Ia menuliskan bahwa kasih sayang orang tua kepada anaknya adalah kasih sayang yang tulus, yang tidak ada duanya di dunia, tidak juga kasih sayang seroang pasangan terhadap kekasihnya. Kasih sayang orang tua kepada anak adalah tanpa pamrih, tanpa mengharap balasan, dan tidak memikirkan apa konsekuensi dari limpahan kasih sayang tersebut. Kalau pun nantinya sang anak berbakti dan berbuat baik kepada orang tuanya, maka itu adalah bonus.

Dan aku ingin bercerita tentang bonus itu, bonus yang sudah aku dapatkan dari anak yang masih belia. Aku tidak harus menunggu sekian tahun untuk merasakan balasan kasih sayangnya karena aku sudah merasakannya sekarang, setiap hari, setiap jam, setiap saat.

Farras-ku memang ekspresif. Dia tidak akan menyembunyikan perasaan halusnya dan terbiasa untuk mengungkapkannya secara langsung.

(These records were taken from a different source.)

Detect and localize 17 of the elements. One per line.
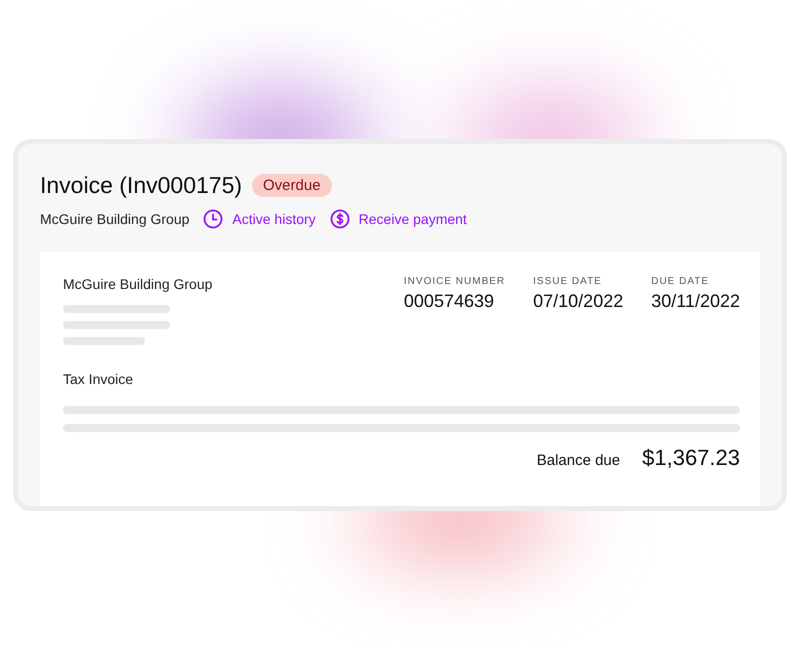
clock-icon [203,209,224,229]
field-label: INVOICE NUMBER [404,276,506,287]
action-link[interactable]: Receive payment [330,209,467,229]
status-badge: Overdue [252,174,332,197]
field-value: 30/11/2022 [651,291,740,312]
field-value: 000574639 [404,291,496,312]
invoice-title: Invoice (Inv000175) [40,172,242,199]
dollar-icon [330,209,350,229]
field-value: 07/10/2022 [533,291,624,312]
document-type: Tax Invoice [63,371,134,387]
customer-name: McGuire Building Group [40,211,190,227]
balance-label: Balance due [536,452,620,469]
customer-name: McGuire Building Group [63,276,212,292]
balance-amount: $1,367.23 [642,445,740,471]
action-link[interactable]: Active history [203,209,316,229]
field-label: ISSUE DATE [533,276,603,287]
field-label: DUE DATE [651,276,710,287]
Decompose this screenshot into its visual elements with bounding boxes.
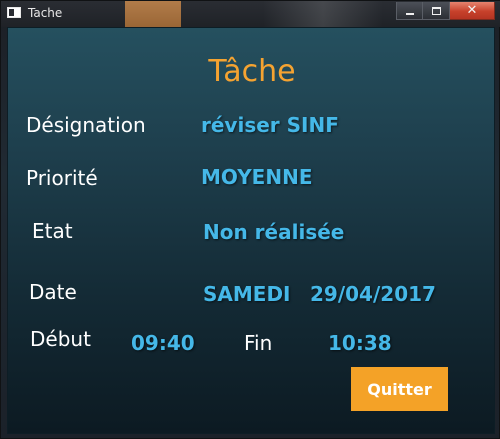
page-title: Tâche xyxy=(208,54,296,89)
minimize-button[interactable] xyxy=(396,2,423,20)
maximize-button[interactable] xyxy=(423,2,450,20)
etat-label: Etat xyxy=(32,219,73,243)
window-title: Tache xyxy=(28,6,63,20)
title-bar[interactable]: Tache ✕ xyxy=(1,1,500,27)
task-window: Tache ✕ Tâche Désignation réviser SINF P… xyxy=(0,0,500,439)
close-icon: ✕ xyxy=(466,3,478,18)
title-bar-reflection xyxy=(125,1,181,27)
designation-value: réviser SINF xyxy=(201,113,339,137)
close-button[interactable]: ✕ xyxy=(450,2,495,20)
etat-value: Non réalisée xyxy=(203,220,345,244)
date-day-value: SAMEDI xyxy=(203,282,291,306)
quit-button[interactable]: Quitter xyxy=(351,367,448,411)
date-value: 29/04/2017 xyxy=(310,282,436,306)
date-label: Date xyxy=(29,280,77,304)
minimize-icon xyxy=(405,12,414,15)
task-details-panel: Tâche Désignation réviser SINF Priorité … xyxy=(7,27,495,434)
designation-label: Désignation xyxy=(26,113,146,137)
maximize-icon xyxy=(431,6,441,15)
priorite-label: Priorité xyxy=(26,166,98,190)
debut-label: Début xyxy=(30,327,91,351)
priorite-value: MOYENNE xyxy=(201,165,313,189)
debut-value: 09:40 xyxy=(131,331,195,355)
fin-label: Fin xyxy=(244,331,273,355)
app-icon xyxy=(7,7,21,18)
window-controls: ✕ xyxy=(396,2,495,20)
fin-value: 10:38 xyxy=(328,331,392,355)
title-bar-reflection xyxy=(263,1,383,27)
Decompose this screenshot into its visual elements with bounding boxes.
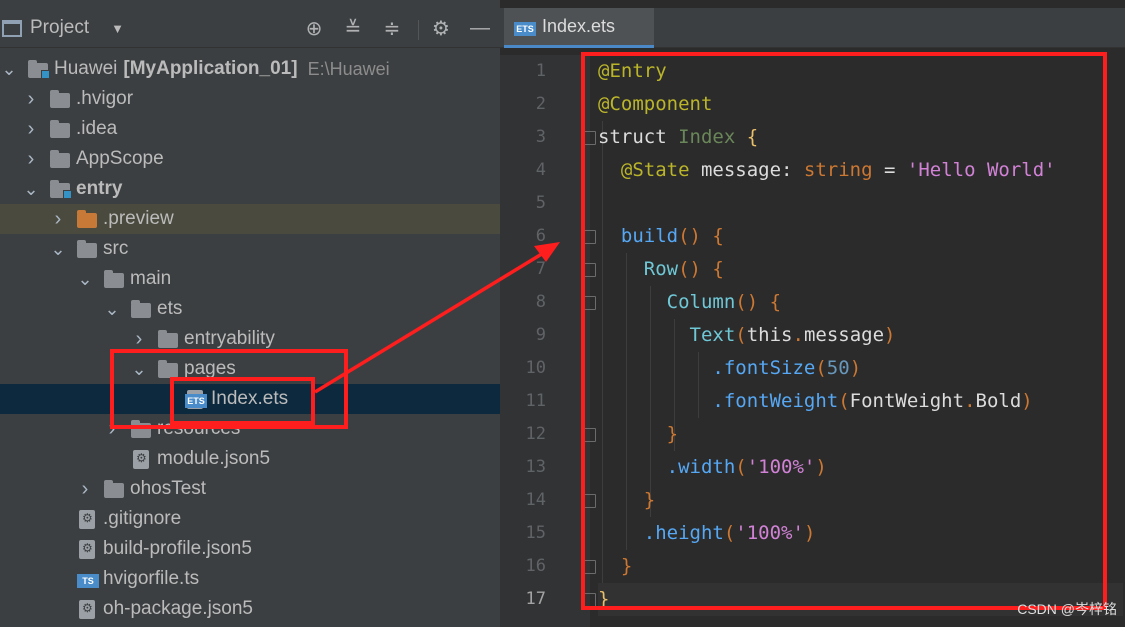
project-view-selector[interactable]: Project ▼ xyxy=(2,17,124,39)
line-number-gutter[interactable]: 1 2 3 4 5 6 7 8 9 10 11 12 13 14 15 16 17 xyxy=(500,55,596,627)
tree-item-label: src xyxy=(103,238,129,259)
tree-item-label: module.json5 xyxy=(157,448,271,469)
gitignore-file-icon xyxy=(77,509,97,529)
ets-file-icon: ETS xyxy=(514,21,536,36)
chevron-right-icon[interactable]: › xyxy=(22,88,40,111)
json-file-icon xyxy=(77,539,97,559)
project-panel-header: Project ▼ ⊕ ≚ ≑ ⚙ — xyxy=(0,6,500,48)
project-panel-icon xyxy=(2,19,22,37)
tree-item-label: entryability xyxy=(184,328,275,349)
module-folder-icon xyxy=(50,179,72,199)
tree-item-label: main xyxy=(130,268,172,289)
project-path: E:\Huawei xyxy=(307,58,390,79)
tree-item[interactable]: › .hvigor xyxy=(0,84,500,114)
orange-folder-icon xyxy=(77,209,97,229)
tree-item[interactable]: › .preview xyxy=(0,204,500,234)
locate-icon[interactable]: ⊕ xyxy=(301,15,327,41)
line-number: 9 xyxy=(535,325,546,345)
ts-file-icon: TS xyxy=(77,569,99,589)
line-number: 17 xyxy=(525,589,546,609)
tree-item-label: Huawei xyxy=(54,58,118,79)
tab-index-ets[interactable]: ETS Index.ets xyxy=(504,8,654,48)
line-number: 13 xyxy=(525,457,546,477)
chevron-right-icon[interactable]: › xyxy=(22,118,40,141)
project-name: [MyApplication_01] xyxy=(123,58,298,79)
collapse-all-icon[interactable]: ≑ xyxy=(379,15,405,41)
line-number: 7 xyxy=(535,259,546,279)
tree-item[interactable]: ⌄ src xyxy=(0,234,500,264)
chevron-down-icon[interactable]: ▼ xyxy=(111,21,124,36)
line-number: 10 xyxy=(525,358,546,378)
tree-item-label: oh-package.json5 xyxy=(103,598,253,619)
tree-item-label: ohosTest xyxy=(130,478,207,499)
folder-icon xyxy=(104,479,124,499)
line-number: 15 xyxy=(525,523,546,543)
json-file-icon xyxy=(131,449,151,469)
line-number: 12 xyxy=(525,424,546,444)
line-number: 14 xyxy=(525,490,546,510)
tree-item[interactable]: ›.gitignore xyxy=(0,504,500,534)
tree-item-label: .preview xyxy=(103,208,174,229)
line-number: 1 xyxy=(535,61,546,81)
line-number: 8 xyxy=(535,292,546,312)
tree-item-label: .gitignore xyxy=(103,508,182,529)
annotation-box-code xyxy=(581,52,1107,610)
line-number: 2 xyxy=(535,94,546,114)
chevron-down-icon[interactable]: ⌄ xyxy=(49,240,67,258)
folder-icon xyxy=(77,239,97,259)
chevron-right-icon[interactable]: › xyxy=(130,328,148,351)
tree-item-label: entry xyxy=(76,178,123,199)
tree-item-label: .idea xyxy=(76,118,118,139)
tab-label: Index.ets xyxy=(542,16,616,36)
tree-item[interactable]: ⌄ main xyxy=(0,264,500,294)
annotation-box-index-ets xyxy=(170,377,315,425)
tree-item-label: build-profile.json5 xyxy=(103,538,252,559)
toolbar-divider xyxy=(418,20,419,40)
expand-all-icon[interactable]: ≚ xyxy=(340,15,366,41)
tree-item[interactable]: › ohosTest xyxy=(0,474,500,504)
folder-icon xyxy=(50,119,70,139)
project-panel: Project ▼ ⊕ ≚ ≑ ⚙ — ⌄ Huawei [MyApplicatio… xyxy=(0,0,500,627)
tree-item-label: AppScope xyxy=(76,148,164,169)
line-number: 6 xyxy=(535,226,546,246)
minimize-icon[interactable]: — xyxy=(467,15,493,41)
folder-icon xyxy=(158,329,178,349)
editor-tab-bar: ETS Index.ets xyxy=(500,8,1125,48)
project-panel-title: Project xyxy=(30,17,90,38)
line-number: 3 xyxy=(535,127,546,147)
gear-icon[interactable]: ⚙ xyxy=(428,15,454,41)
chevron-down-icon[interactable]: ⌄ xyxy=(103,300,121,318)
tree-item[interactable]: ›build-profile.json5 xyxy=(0,534,500,564)
line-number: 16 xyxy=(525,556,546,576)
tree-item[interactable]: ›module.json5 xyxy=(0,444,500,474)
tree-item-label: .hvigor xyxy=(76,88,134,109)
module-folder-icon xyxy=(28,59,50,79)
chevron-right-icon[interactable]: › xyxy=(49,208,67,231)
folder-icon xyxy=(104,269,124,289)
line-number: 5 xyxy=(535,193,546,213)
tree-item[interactable]: ›TShvigorfile.ts xyxy=(0,564,500,594)
chevron-down-icon[interactable]: ⌄ xyxy=(0,60,18,78)
json-file-icon xyxy=(77,599,97,619)
tree-item[interactable]: › .idea xyxy=(0,114,500,144)
folder-icon xyxy=(50,149,70,169)
line-number: 4 xyxy=(535,160,546,180)
tree-item[interactable]: ⌄ Huawei [MyApplication_01] E:\Huawei xyxy=(0,54,500,84)
chevron-down-icon[interactable]: ⌄ xyxy=(22,180,40,198)
watermark: CSDN @岑梓铭 xyxy=(1017,601,1117,617)
tree-item[interactable]: ⌄ entry xyxy=(0,174,500,204)
chevron-right-icon[interactable]: › xyxy=(76,478,94,501)
tree-item-label: ets xyxy=(157,298,183,319)
chevron-down-icon[interactable]: ⌄ xyxy=(76,270,94,288)
tree-item[interactable]: › AppScope xyxy=(0,144,500,174)
folder-icon xyxy=(50,89,70,109)
chevron-right-icon[interactable]: › xyxy=(22,148,40,171)
tree-item-label: hvigorfile.ts xyxy=(103,568,200,589)
tree-item[interactable]: ›oh-package.json5 xyxy=(0,594,500,624)
folder-icon xyxy=(131,299,151,319)
line-number: 11 xyxy=(525,391,546,411)
tree-item[interactable]: ⌄ ets xyxy=(0,294,500,324)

Jangan sekali-kali membuatku sedih, karena dia akan mengetahui perubahan emosiku hanya dengan memandangku. “Ibu, napa angis?” Biasanya itu yang akan dia tanyakan. Taukah saudara-saudara bagaimana perasaanku mendapat perhatian begitu besar dari si kecil? Tidak bisa diungkapkan dengan kata-kata.

Dengan perut yang semakin membesar, aku seringkali merasa cepat lelah ketika bekerja. Maka seketika itu akan datang sapaan yang menyejukkan dengan segelas air yang disodorkan, “Eyut sakit ya bu, mimik ain (air) ya. Adek, peyan-peyan genaknya.”

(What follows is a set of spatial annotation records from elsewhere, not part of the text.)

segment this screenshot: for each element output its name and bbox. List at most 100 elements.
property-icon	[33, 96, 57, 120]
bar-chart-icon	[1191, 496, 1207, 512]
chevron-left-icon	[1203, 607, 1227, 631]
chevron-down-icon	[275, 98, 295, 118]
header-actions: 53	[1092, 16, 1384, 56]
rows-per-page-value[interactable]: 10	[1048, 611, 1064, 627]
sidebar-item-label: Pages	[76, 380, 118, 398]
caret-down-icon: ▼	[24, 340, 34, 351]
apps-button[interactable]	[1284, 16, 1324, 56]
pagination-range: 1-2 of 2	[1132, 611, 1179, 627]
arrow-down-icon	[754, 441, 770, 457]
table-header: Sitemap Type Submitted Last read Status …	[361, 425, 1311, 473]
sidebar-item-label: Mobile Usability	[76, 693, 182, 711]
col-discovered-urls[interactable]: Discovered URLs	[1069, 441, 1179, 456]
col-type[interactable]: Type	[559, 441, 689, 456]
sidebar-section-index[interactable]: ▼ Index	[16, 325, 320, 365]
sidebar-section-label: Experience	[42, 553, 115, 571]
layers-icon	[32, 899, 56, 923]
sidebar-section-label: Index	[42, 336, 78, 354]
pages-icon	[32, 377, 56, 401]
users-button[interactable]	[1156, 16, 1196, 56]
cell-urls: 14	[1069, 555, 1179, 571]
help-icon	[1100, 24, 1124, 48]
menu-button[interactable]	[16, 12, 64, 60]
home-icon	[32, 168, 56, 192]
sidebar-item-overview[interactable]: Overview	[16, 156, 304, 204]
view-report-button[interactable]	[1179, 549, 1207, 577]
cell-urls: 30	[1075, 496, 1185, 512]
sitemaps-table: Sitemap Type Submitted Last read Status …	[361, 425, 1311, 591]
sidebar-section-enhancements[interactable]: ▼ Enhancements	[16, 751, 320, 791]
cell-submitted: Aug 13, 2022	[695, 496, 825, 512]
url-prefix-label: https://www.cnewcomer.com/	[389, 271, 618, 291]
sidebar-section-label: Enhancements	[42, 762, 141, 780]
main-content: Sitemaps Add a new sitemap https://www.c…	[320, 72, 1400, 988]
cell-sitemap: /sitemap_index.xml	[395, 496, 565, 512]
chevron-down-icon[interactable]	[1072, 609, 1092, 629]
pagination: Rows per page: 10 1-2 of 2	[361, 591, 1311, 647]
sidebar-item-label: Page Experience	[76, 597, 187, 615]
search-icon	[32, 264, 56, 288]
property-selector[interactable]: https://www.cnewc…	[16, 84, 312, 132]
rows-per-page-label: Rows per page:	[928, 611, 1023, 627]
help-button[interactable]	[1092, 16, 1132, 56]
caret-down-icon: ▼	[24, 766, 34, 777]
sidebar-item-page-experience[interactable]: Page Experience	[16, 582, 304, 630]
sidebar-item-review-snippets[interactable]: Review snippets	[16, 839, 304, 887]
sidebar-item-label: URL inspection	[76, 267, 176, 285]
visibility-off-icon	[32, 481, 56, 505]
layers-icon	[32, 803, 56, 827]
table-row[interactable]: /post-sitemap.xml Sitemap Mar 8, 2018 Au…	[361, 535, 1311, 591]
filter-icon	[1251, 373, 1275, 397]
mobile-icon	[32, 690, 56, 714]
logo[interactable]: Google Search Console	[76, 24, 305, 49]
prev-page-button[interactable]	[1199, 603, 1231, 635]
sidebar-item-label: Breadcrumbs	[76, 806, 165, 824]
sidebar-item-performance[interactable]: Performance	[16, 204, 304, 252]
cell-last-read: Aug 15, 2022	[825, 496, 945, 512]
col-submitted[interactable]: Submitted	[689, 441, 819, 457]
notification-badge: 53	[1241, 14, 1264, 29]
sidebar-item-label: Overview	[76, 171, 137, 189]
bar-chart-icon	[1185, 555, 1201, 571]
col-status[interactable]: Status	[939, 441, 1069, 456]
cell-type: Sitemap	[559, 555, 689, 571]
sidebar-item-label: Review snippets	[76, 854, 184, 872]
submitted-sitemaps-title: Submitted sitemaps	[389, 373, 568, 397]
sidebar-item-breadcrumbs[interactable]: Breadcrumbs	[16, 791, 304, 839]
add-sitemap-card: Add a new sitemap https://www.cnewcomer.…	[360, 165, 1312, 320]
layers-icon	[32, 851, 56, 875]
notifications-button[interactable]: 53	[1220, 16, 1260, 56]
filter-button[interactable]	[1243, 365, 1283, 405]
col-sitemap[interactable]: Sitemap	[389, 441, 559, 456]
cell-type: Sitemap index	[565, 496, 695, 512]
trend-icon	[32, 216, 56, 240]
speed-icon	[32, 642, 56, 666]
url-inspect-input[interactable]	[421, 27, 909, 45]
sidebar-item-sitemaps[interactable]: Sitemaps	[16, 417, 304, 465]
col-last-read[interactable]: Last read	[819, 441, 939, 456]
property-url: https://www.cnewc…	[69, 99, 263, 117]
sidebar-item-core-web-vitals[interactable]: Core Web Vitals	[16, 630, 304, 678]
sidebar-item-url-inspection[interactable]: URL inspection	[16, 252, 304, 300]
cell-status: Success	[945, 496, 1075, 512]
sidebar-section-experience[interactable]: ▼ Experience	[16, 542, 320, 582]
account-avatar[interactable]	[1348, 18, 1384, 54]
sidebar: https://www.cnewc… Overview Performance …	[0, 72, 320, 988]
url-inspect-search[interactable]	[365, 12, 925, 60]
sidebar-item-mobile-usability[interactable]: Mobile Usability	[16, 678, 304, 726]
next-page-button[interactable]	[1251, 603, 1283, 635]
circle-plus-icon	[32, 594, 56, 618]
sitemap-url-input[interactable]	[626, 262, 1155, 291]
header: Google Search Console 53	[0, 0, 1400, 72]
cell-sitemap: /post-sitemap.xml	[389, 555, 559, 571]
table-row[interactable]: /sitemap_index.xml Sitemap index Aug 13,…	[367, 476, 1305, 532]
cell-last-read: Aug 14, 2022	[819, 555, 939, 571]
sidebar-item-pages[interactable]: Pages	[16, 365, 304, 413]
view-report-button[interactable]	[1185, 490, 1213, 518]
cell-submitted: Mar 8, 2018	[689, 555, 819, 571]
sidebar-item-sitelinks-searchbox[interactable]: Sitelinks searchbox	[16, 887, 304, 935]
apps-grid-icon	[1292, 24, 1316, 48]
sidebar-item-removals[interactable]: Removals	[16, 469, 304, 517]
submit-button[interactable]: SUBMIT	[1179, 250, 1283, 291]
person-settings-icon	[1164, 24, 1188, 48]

Kalau sedikit saja aku berteriak, entah itu karena ada sesuatu yang jatuh, terpeleset, atau sedikit kesakitan, dengan segera dia berlari dan bertanya, “ada apa ibu?” sampai si abah sangat hafal dengan kebiasaan Farras.

Ucapan ‘terima kasih,’ ‘maaf,’ ‘tolong,’ ‘ibu ayang,’ kerap kali terdengar darinya. Ciuman tiba-tiba, pelukan, atau sekedar usapan ke wajah saat mata terkantuk-kantuk membuatku seperti makhluk yang paling dicinta di dunia. Tak ada harga yang bisa membayar perasaan bahagia ini dan aku merasa semua pengorabananku terbayar lunas dan kontan.

Belum lagi sikap nurut, mudah dikasih tahu, gampang diajarin, nyaris tidak rewel, tidak pernah tantrum di depan umum, semua membuatku merasakan buah yang manis. Memang semua masih awal, Farras masih 2 tahun 8 bulan, perjalanannya sebagai anak dan tentunya sebagai manusia masih sangat panjang (insya Allah). Tentunya akan ada banyak cobaan, rintangan, serta tantangan bagi kami, orang tuanya. Tapi, biarkanlah kami, di kesempatan ini mengucapkan dan marasakan rasa syukur yang tak terhingga atas anugerah putra yang cemerlang ini. Semoga rasa syukur ini tidak membuat kami kufur, berbangga diri atas kemampuan yang membuat kami lupa atas segala campur tangan-Nya.